The Government remains committed to returning the public finances to sustainability. Under the terms of the Stability and Growth Pact, until Ireland has reached its objective of a balanced budget in structural terms, we may not introduce discretionary revenue reductions unless they are matched by other revenue increases or expenditure reductions. This means that Government must consider carefully any tax changes as any reductions will have to be offset elsewhere.

Having said this, it should be acknowledged that Ireland has a progressive taxation system which ensures that the burden of taxation falls most heavily on those with a higher ability to pay. The latest data from the OECD's 2013 Taxing Wages report shows that Ireland has one of the most progressive income tax systems in the developed world. It is in this context that the Government has committed in the Programme for Government not to increase the marginal rate of income tax.

The Programme for Government also contains a commitment not to change tax credits which at current levels ensure that an estimated 856,000 income earners are excluded from the charge to income tax entirely. The low effective tax rates for low income earners ensure that work pays and is a growth friendly aspect of Ireland's tax system. However against this Ireland has one of the highest top marginal tax rates in the OECD, whilst also having a very low entry point to the application of the top marginal rates. These aspects are less growth friendly due to their negative labour supply incentives.

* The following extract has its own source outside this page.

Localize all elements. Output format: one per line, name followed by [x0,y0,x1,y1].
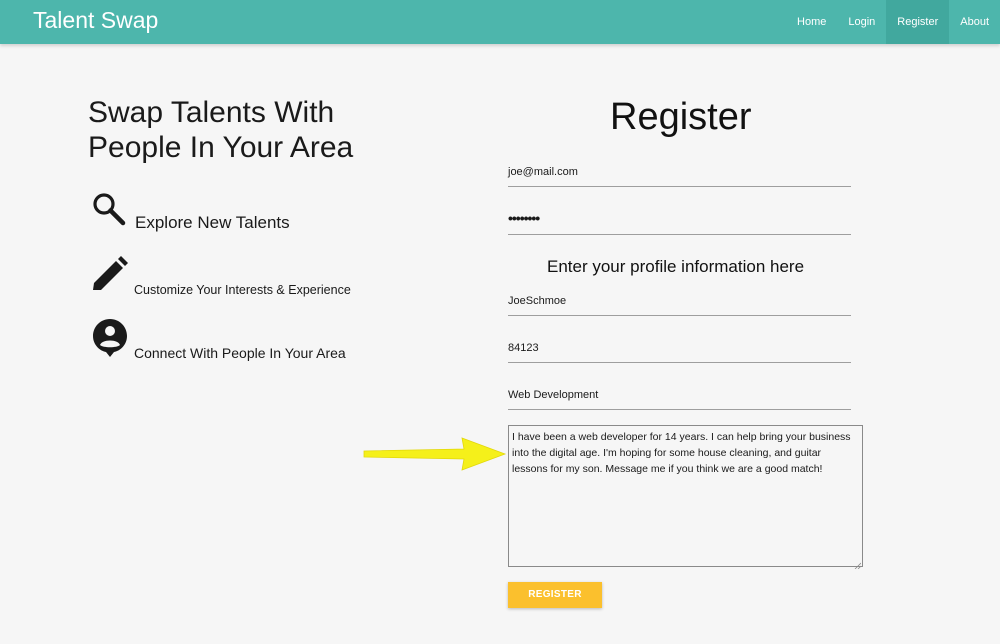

Recent research from my Department has indicated that growth and employment prospects can be enhanced through a careful rebalancing of the tax system away from labour taxation towards greater use of capital and consumption taxes. Research by the OECD and the European Commission would also support such a rebalancing. These insights are useful given the fiscal constraints to which I have already referred. 

It is a little early to consider, let alone set out, changes to the tax system in advance of the Budget, which is just over six months away. As is normal, my officials will model and examine potential options for changes to the tax system for my consideration as part of the overall Budget package.